Einblicke in die Politiker-Lebenswelt
Laschet war seit 1999 Lehrbeauftragter für den Europastudiengang, damals war der heutige Multifunktionär der Union gerade Europaabgeordneter für den Aachener Wahlkreis geworden, seitdem organisierte er vor allem Blockseminaren in Brüssel, Düsseldorf oder eben Berlin. Seine Kurse sind nicht der Raum für politische Großtheorien – es geht um Einblicke in die Politiker-Lebenswelt. Für Laschet dürfte bei seinem Engagement auch die Anerkennung in seiner Heimatstadt eine Rolle spielen. Noch mehr als in Millionenstädten wie Köln ist die RWTH im kleineren Aachen eine wichtige gesellschaftliche Größe.

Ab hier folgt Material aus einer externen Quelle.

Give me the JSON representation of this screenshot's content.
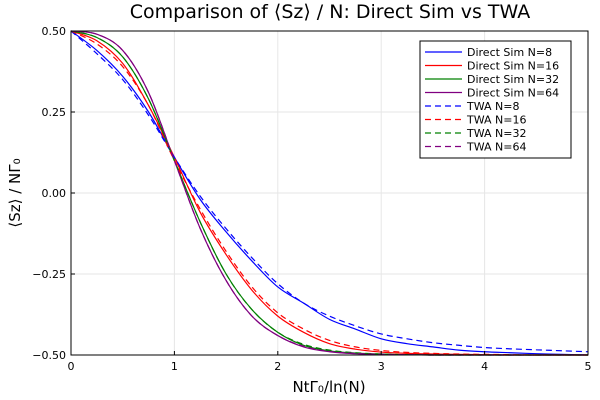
{
  "chart_data": {
    "type": "line",
    "title": "Comparison of ⟨Sz⟩ / N: Direct Sim vs TWA",
    "xlabel": "NtΓ₀/ln(N)",
    "ylabel": "⟨Sz⟩ / NΓ₀",
    "xlim": [
      0,
      5
    ],
    "ylim": [
      -0.5,
      0.5
    ],
    "x_ticks": [
      0,
      1,
      2,
      3,
      4,
      5
    ],
    "x_tick_labels": [
      "0",
      "1",
      "2",
      "3",
      "4",
      "5"
    ],
    "y_ticks": [
      0.5,
      0.25,
      0.0,
      -0.25,
      -0.5
    ],
    "y_tick_labels": [
      "0.50",
      "0.25",
      "0.00",
      "−0.25",
      "−0.50"
    ],
    "grid": true,
    "legend_position": "top-right",
    "x": [
      0,
      0.25,
      0.5,
      0.75,
      1.0,
      1.25,
      1.5,
      1.75,
      2.0,
      2.25,
      2.5,
      2.75,
      3.0,
      3.25,
      3.5,
      3.75,
      4.0,
      4.25,
      4.5,
      4.75,
      5.0
    ],
    "series": [
      {
        "name": "Direct Sim N=8",
        "color": "#0000ff",
        "dash": false,
        "values": [
          0.5,
          0.44,
          0.36,
          0.25,
          0.11,
          -0.02,
          -0.12,
          -0.21,
          -0.29,
          -0.34,
          -0.39,
          -0.42,
          -0.45,
          -0.465,
          -0.475,
          -0.485,
          -0.49,
          -0.493,
          -0.496,
          -0.498,
          -0.5
        ]
      },
      {
        "name": "Direct Sim N=16",
        "color": "#ff0000",
        "dash": false,
        "values": [
          0.5,
          0.47,
          0.4,
          0.27,
          0.11,
          -0.06,
          -0.19,
          -0.3,
          -0.38,
          -0.43,
          -0.465,
          -0.482,
          -0.491,
          -0.495,
          -0.497,
          -0.498,
          -0.499,
          -0.5,
          -0.5,
          -0.5,
          -0.5
        ]
      },
      {
        "name": "Direct Sim N=32",
        "color": "#008000",
        "dash": false,
        "values": [
          0.5,
          0.48,
          0.42,
          0.29,
          0.1,
          -0.09,
          -0.25,
          -0.36,
          -0.43,
          -0.47,
          -0.487,
          -0.494,
          -0.497,
          -0.499,
          -0.5,
          -0.5,
          -0.5,
          -0.5,
          -0.5,
          -0.5,
          -0.5
        ]
      },
      {
        "name": "Direct Sim N=64",
        "color": "#800080",
        "dash": false,
        "values": [
          0.5,
          0.49,
          0.44,
          0.31,
          0.1,
          -0.11,
          -0.27,
          -0.38,
          -0.44,
          -0.475,
          -0.49,
          -0.496,
          -0.498,
          -0.499,
          -0.5,
          -0.5,
          -0.5,
          -0.5,
          -0.5,
          -0.5,
          -0.5
        ]
      },
      {
        "name": "TWA N=8",
        "color": "#0000ff",
        "dash": true,
        "values": [
          0.5,
          0.43,
          0.35,
          0.24,
          0.11,
          -0.01,
          -0.11,
          -0.2,
          -0.28,
          -0.34,
          -0.38,
          -0.41,
          -0.435,
          -0.45,
          -0.462,
          -0.47,
          -0.477,
          -0.481,
          -0.484,
          -0.487,
          -0.49
        ]
      },
      {
        "name": "TWA N=16",
        "color": "#ff0000",
        "dash": true,
        "values": [
          0.5,
          0.46,
          0.39,
          0.27,
          0.1,
          -0.05,
          -0.18,
          -0.29,
          -0.37,
          -0.42,
          -0.455,
          -0.475,
          -0.486,
          -0.492,
          -0.495,
          -0.497,
          -0.498,
          -0.499,
          -0.5,
          -0.5,
          -0.5
        ]
      },
      {
        "name": "TWA N=32",
        "color": "#008000",
        "dash": true,
        "values": [
          0.5,
          0.48,
          0.42,
          0.29,
          0.1,
          -0.09,
          -0.25,
          -0.36,
          -0.43,
          -0.467,
          -0.485,
          -0.493,
          -0.497,
          -0.499,
          -0.5,
          -0.5,
          -0.5,
          -0.5,
          -0.5,
          -0.5,
          -0.5
        ]
      },
      {
        "name": "TWA N=64",
        "color": "#800080",
        "dash": true,
        "values": [
          0.5,
          0.49,
          0.44,
          0.31,
          0.1,
          -0.11,
          -0.27,
          -0.38,
          -0.44,
          -0.473,
          -0.489,
          -0.495,
          -0.498,
          -0.499,
          -0.5,
          -0.5,
          -0.5,
          -0.5,
          -0.5,
          -0.5,
          -0.5
        ]
      }
    ]
  }
}
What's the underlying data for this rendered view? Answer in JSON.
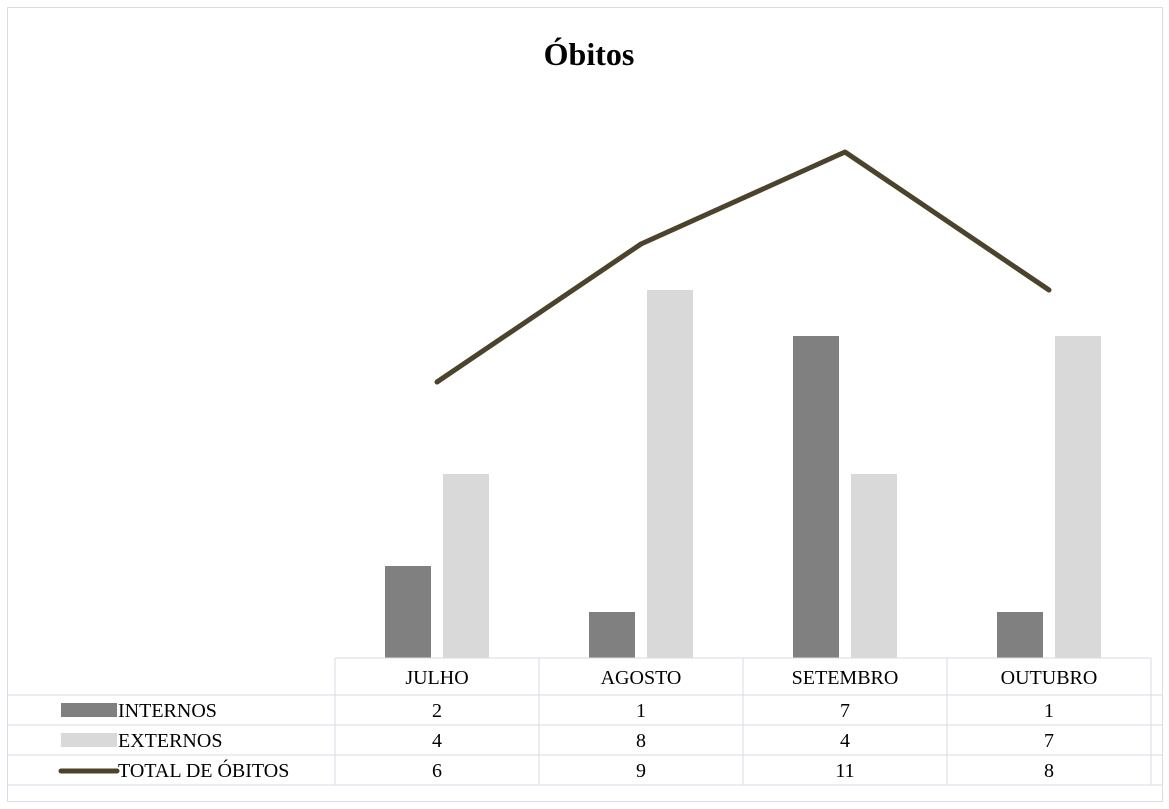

Der Uni geht es im Frühjahr 2015 vor allem um Schadensbegrenzung: Es kommt zu einem Gespräch zwischen Laschet, dem Vorsitzendenden des Prüfungsausschusses der Philosophischen Fakultät und Verantwortlichen des Studiengangs: Nachdem nun auch die Koordinatorin von den rekonstruierten Noten weiß, dürfen sich die Studenten nochmals entscheiden, ob sie die Ergebnisse anerkennen oder annullieren lassen und eine neue Klausur schreiben. Nachschreibe-Termin ist der heutige Dienstag. Fast elf Monate nach dem Berlinbesuch.
Geschäftsführerin Johanna Holst ist Ende März offenbar noch immer nachhaltig verärgert: „Sie können sich vorstellen, dass mir der ganze Vorgang genauso wenig Freude bereitet wie Ihnen“, schreibt sie den Studenten. Man ziehe nun aber Lehren aus dem „Schlamassel“: Laschet soll nur noch Klausur-Kopien erhalten oder aber im Unibüro korrigieren. „Bis auf Weiteres“, heißt es in der E-Mail vom 31. März, würden Laschet-Seminare „nur noch als Zusatzkurse ohne Prüfungsleistung angeboten“.
Dazu wird es nun nicht mehr kommen: Vom „Kölner Stadt-Anzeiger“ Ende vergangener Woche auf den Fall angesprochen, erklärte Laschet das Ende seines Engagements als Lehrbeauftragter: „Diesen Schritt halte ich angesichts dieses misslichen Vorgangs mit Blick auf die berechtigte Sensibilität der Öffentlichkeit am Schnittpunkt zwischen Wissenschaft und Politik für erforderlich, bedaure ihn persönlich jedoch sehr.“
Er wolle damit „die Gefahr einer parteipolitischen Auseinandersetzung“ abwenden, die dem Studiengang „Schaden zufügen würde“, schreibt Laschet.